JOHANNESBURG (Reuters) – Juggling paperwork, car keys and an always-beeping cellphone, Inet Situole, a 33-year-old in a crisp white blouse, runs a fashion boutique with more than 100 customers a month – a far cry from a decade ago, when she worked as a maid while trapped in an abusive marriage.
Despite working seven days a week cleaning and cooking in an attempt to save some money, at the end of the month Situole would invariably find herself with nothing.
“My husband would take all the money and spend it,” she told the Thomson Reuters Foundation. He also beat her and was unfaithful, she said.

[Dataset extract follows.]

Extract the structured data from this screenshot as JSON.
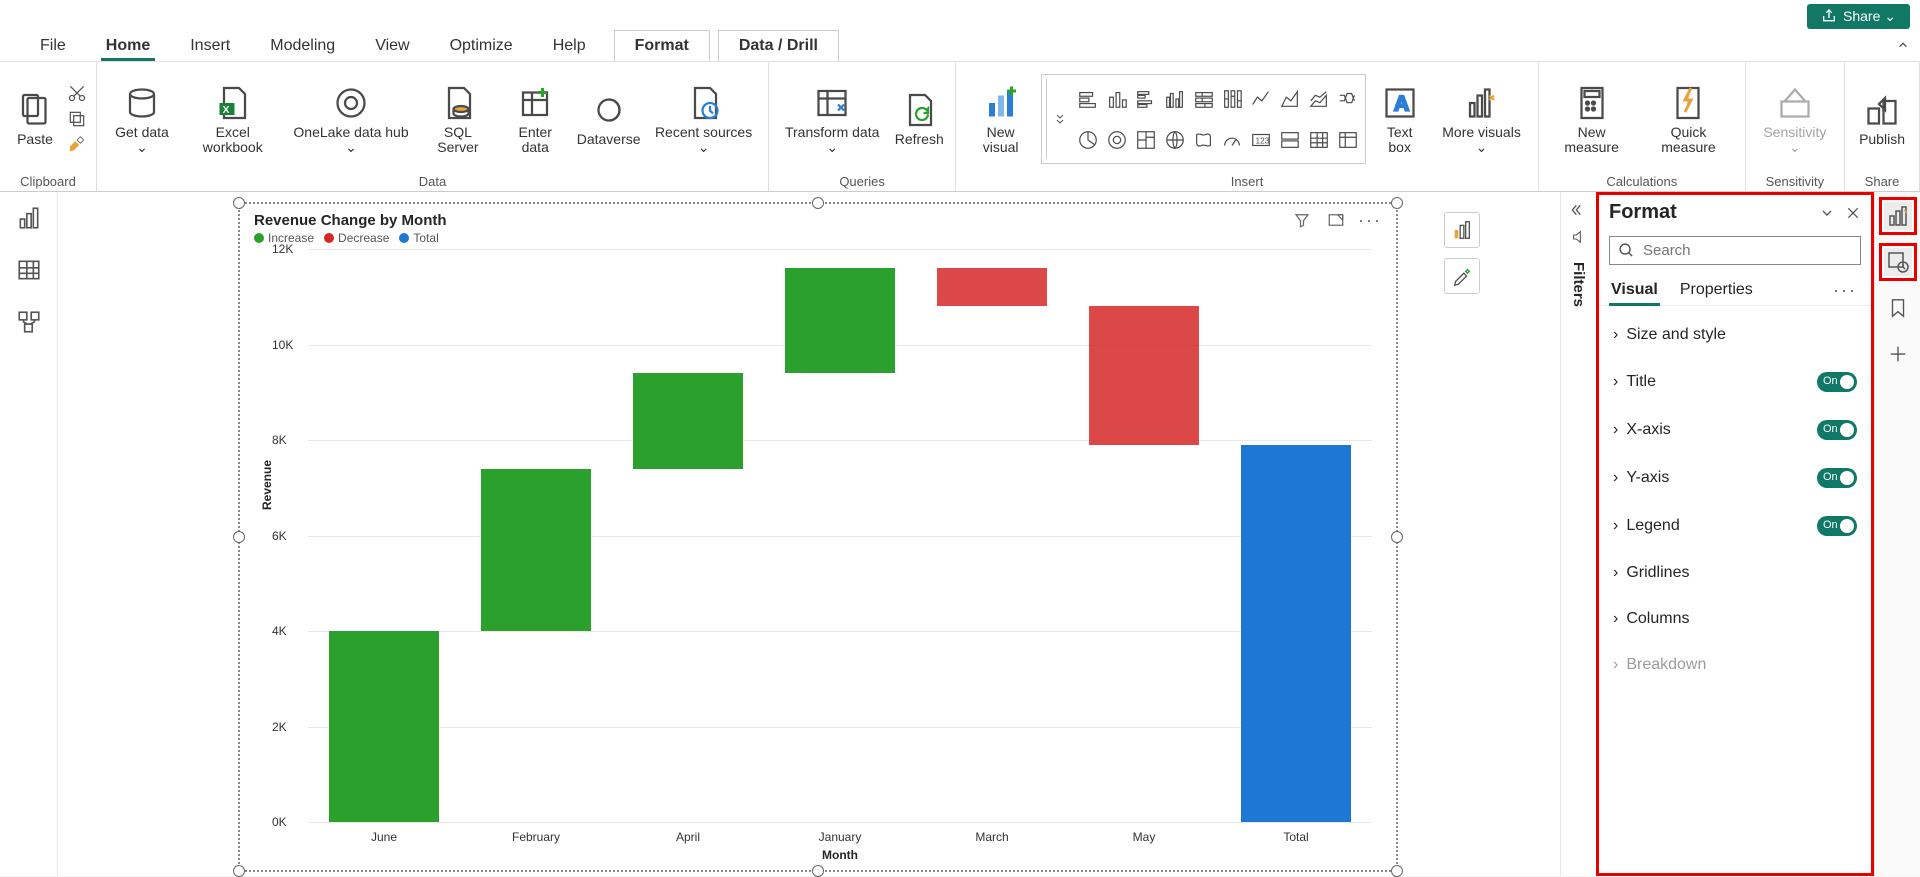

When she left him, Situole – an orphan since birth – was terrified of what lay ahead for her and her toddler. “I felt like dying,” she said. “I didn’t have anyone to run to.”
But in 2015, her prospects were transformed after she joined a scheme to help unemployed mothers set up their own businesses.
The Clothing Bank (TCB) was launched in 2010 in Cape Town by two businesswomen, Tracey Chambers and Tracey Gilmore.
Gilmore started out by giving unemployed friends smart outfits to wear to job interviews – but it wasn’t working.
“While sourcing the clothing was quite easy, finding opportunities for the women to get employment was really non-existent,” she said.
At about 28 percent, South Africa’s unemployment rate is among the highest in the world.
Lack of education is a key barrier to finding work, with less than a third of South Africans completing secondary school, according to a 2011 census.
Chambers and Gilmore decided to combine business and entrepreneurship training with clothing to create a venture that could help tackle joblessness among mothers.
More than a third of South Africa’s households are run by single mothers, a 2015 study by Statistics South Africa showed.
“We’ve always believed that if you influence and change a mother’s life, you change an entire family,” said Tracy-Leigh Kinsey who runs TCB’s Johannesburg branch.
“You change generations – and that’s why we focus specifically on mothers with dependent children.”
Once selected, the women follow a two-year programme that allows them to study and earn a living at the same time.
“There was a huge amount of excess clothing stock in the retail supply chain,” Gilmore said. “That’s how we came up with the idea of using it as a tool to teach unemployed women to run businesses.”
The women buy the surplus clothing – customer returns or end-of-season merchandise – at discounted prices from TCB, setting up small fashion businesses and growing them as they make a profit.
After the training, women are free to apply their new skills in any sector, Ms Kinsey said.